One of the most effective ways an artist can differentiate new work from past work is by deciding to release material under a new name. When English-born producer Maya Jane Coles first ventured into electronic programming in the early 2000s at the age of 15, she was initially drawn to making downtempo music in the trip-hop, "chillout" vein along with more traditional-styled hip-hop. By the time she first made a public splash later in the decade, she had embraced dance music full-on. But on her first album under her new pseudonym Nocturnal Sunshine, Coles looks backward and forward at the same time, revisiting the atmospheric textures of her early work while also taking her music in an experimental direction that sounds strikingly contemporary.
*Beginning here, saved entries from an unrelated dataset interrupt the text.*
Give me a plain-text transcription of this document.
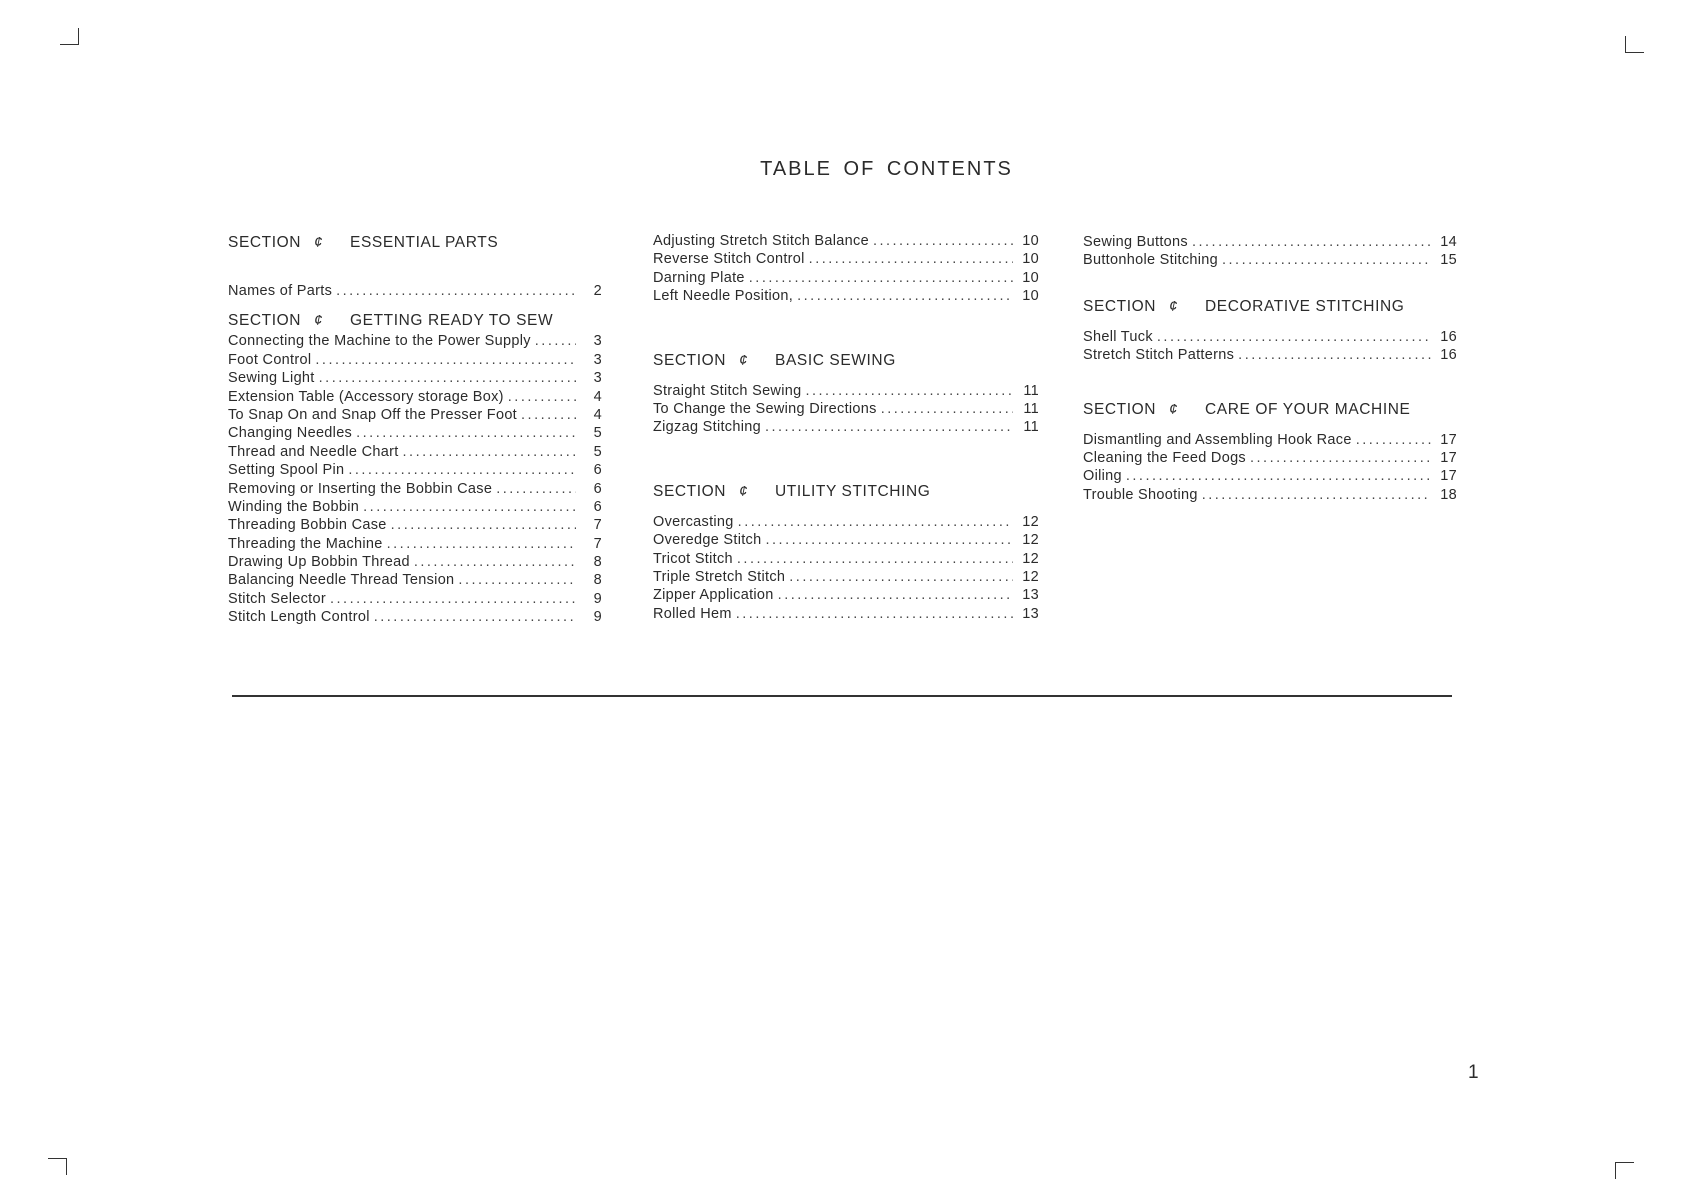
TABLE OF CONTENTS
SECTION ¢	ESSENTIAL PARTS
Names of Parts .....	2
SECTION ¢	GETTING READY TO SEW
Connecting the Machine to the Power Supply .....	3
Foot Control .....	3
Sewing Light .....	3
Extension Table (Accessory storage Box) .....	4
To Snap On and Snap Off the Presser Foot .....	4
Changing Needles .....	5
Thread and Needle Chart .....	5
Setting Spool Pin .....	6
Removing or Inserting the Bobbin Case .....	6
Winding the Bobbin .....	6
Threading Bobbin Case .....	7
Threading the Machine .....	7
Drawing Up Bobbin Thread .....	8
Balancing Needle Thread Tension .....	8
Stitch Selector .....	9
Stitch Length Control .....	9
Adjusting Stretch Stitch Balance .....	10
Reverse Stitch Control .....	10
Darning Plate .....	10
Left Needle Position, .....	10
SECTION ¢	BASIC SEWING
Straight Stitch Sewing .....	11
To Change the Sewing Directions .....	11
Zigzag Stitching .....	11
SECTION ¢	UTILITY STITCHING
Overcasting .....	12
Overedge Stitch .....	12
Tricot Stitch .....	12
Triple Stretch Stitch .....	12
Zipper Application .....	13
Rolled Hem .....	13
Sewing Buttons .....	14
Buttonhole Stitching .....	15
SECTION ¢	DECORATIVE STITCHING
Shell Tuck .....	16
Stretch Stitch Patterns .....	16
SECTION ¢	CARE OF YOUR MACHINE
Dismantling and Assembling Hook Race .....	17
Cleaning the Feed Dogs .....	17
Oiling .....	17
Trouble Shooting .....	18
1
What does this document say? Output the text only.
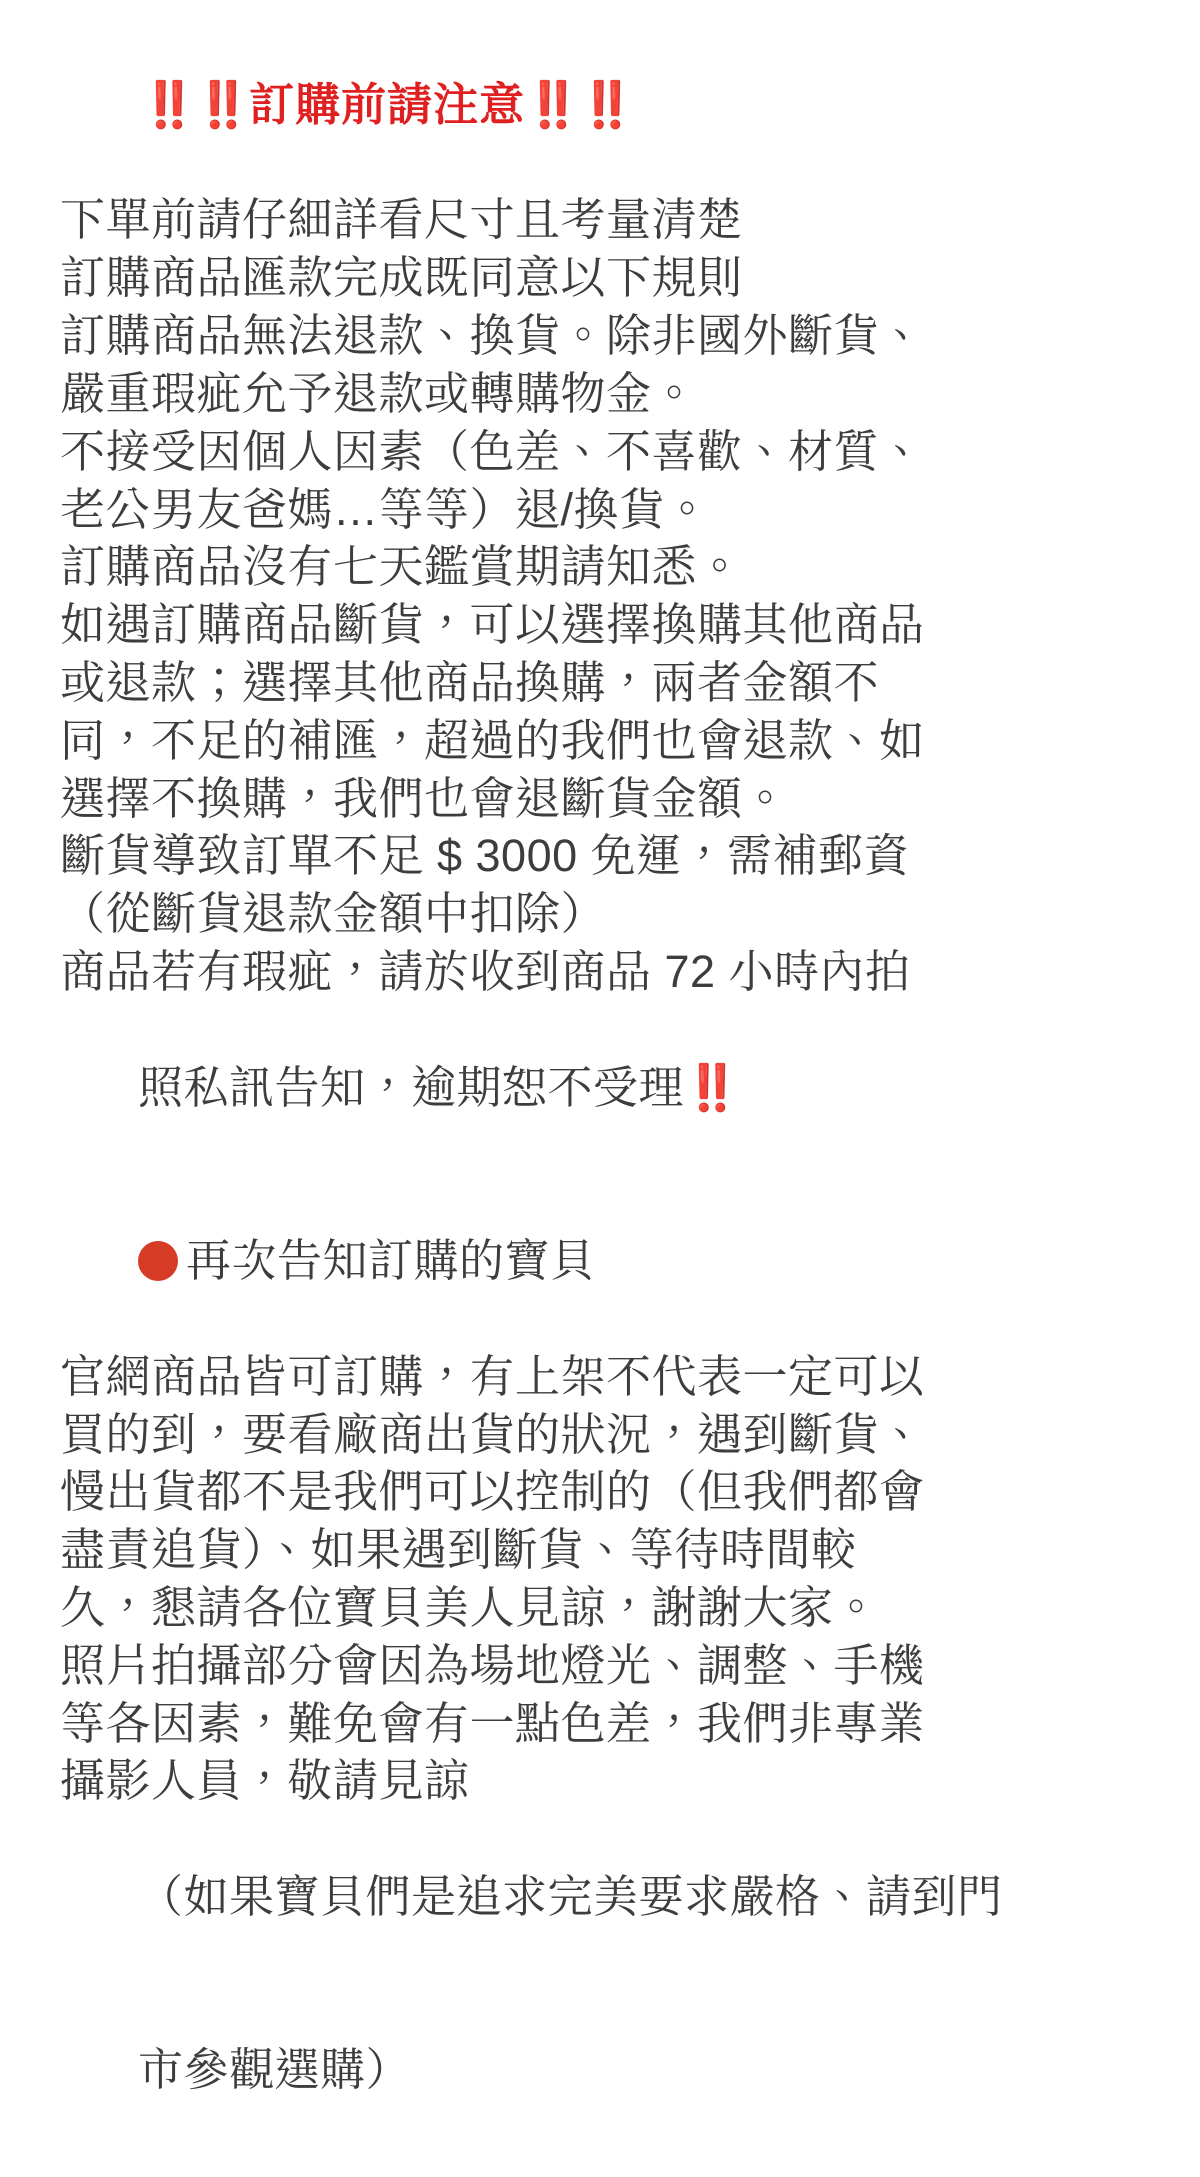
‼️‼️訂購前請注意‼️‼️

下單前請仔細詳看尺寸且考量清楚
訂購商品匯款完成既同意以下規則
訂購商品無法退款、換貨。除非國外斷貨、
嚴重瑕疵允予退款或轉購物金。
不接受因個人因素（色差、不喜歡、材質、
老公男友爸媽…等等）退/換貨。
訂購商品沒有七天鑑賞期請知悉。
如遇訂購商品斷貨，可以選擇換購其他商品
或退款；選擇其他商品換購，兩者金額不
同，不足的補匯，超過的我們也會退款、如
選擇不換購，我們也會退斷貨金額。
斷貨導致訂單不足 $ 3000 免運，需補郵資
（從斷貨退款金額中扣除）
商品若有瑕疵，請於收到商品 72 小時內拍

照私訊告知，逾期恕不受理‼️

再次告知訂購的寶貝

官網商品皆可訂購，有上架不代表一定可以
買的到，要看廠商出貨的狀況，遇到斷貨、
慢出貨都不是我們可以控制的（但我們都會
盡責追貨）、如果遇到斷貨、等待時間較
久，懇請各位寶貝美人見諒，謝謝大家。
照片拍攝部分會因為場地燈光、調整、手機
等各因素，難免會有一點色差，我們非專業
攝影人員，敬請見諒

（如果寶貝們是追求完美要求嚴格、請到門

市參觀選購）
The official press release for the album describes the music as "eminently dark -- at times menacing." To be sure, Coles probes into matters of the heart that have no place on the dancefloor. But even where Nocturnal Sunshine isn't dance-able (and much of it actually is in a hazy, hard-to-define kind of way) it's not as if she abandons her sense for what makes an arrangement pop. And if this music is indeed "dark" (perhaps "elegantly somber" and "incisive" are better descriptors), that darkness is only compelling because Coles is so proficient at taking the glittery sonics of dance music and using them to illuminate what's in the shadows. Fairly or unfairly, dance music and substance can often appear mutually exclusive. But with Nocturnal Sunshine, Maya Jane Coles proves that she's just the right person to show that they don't have to be.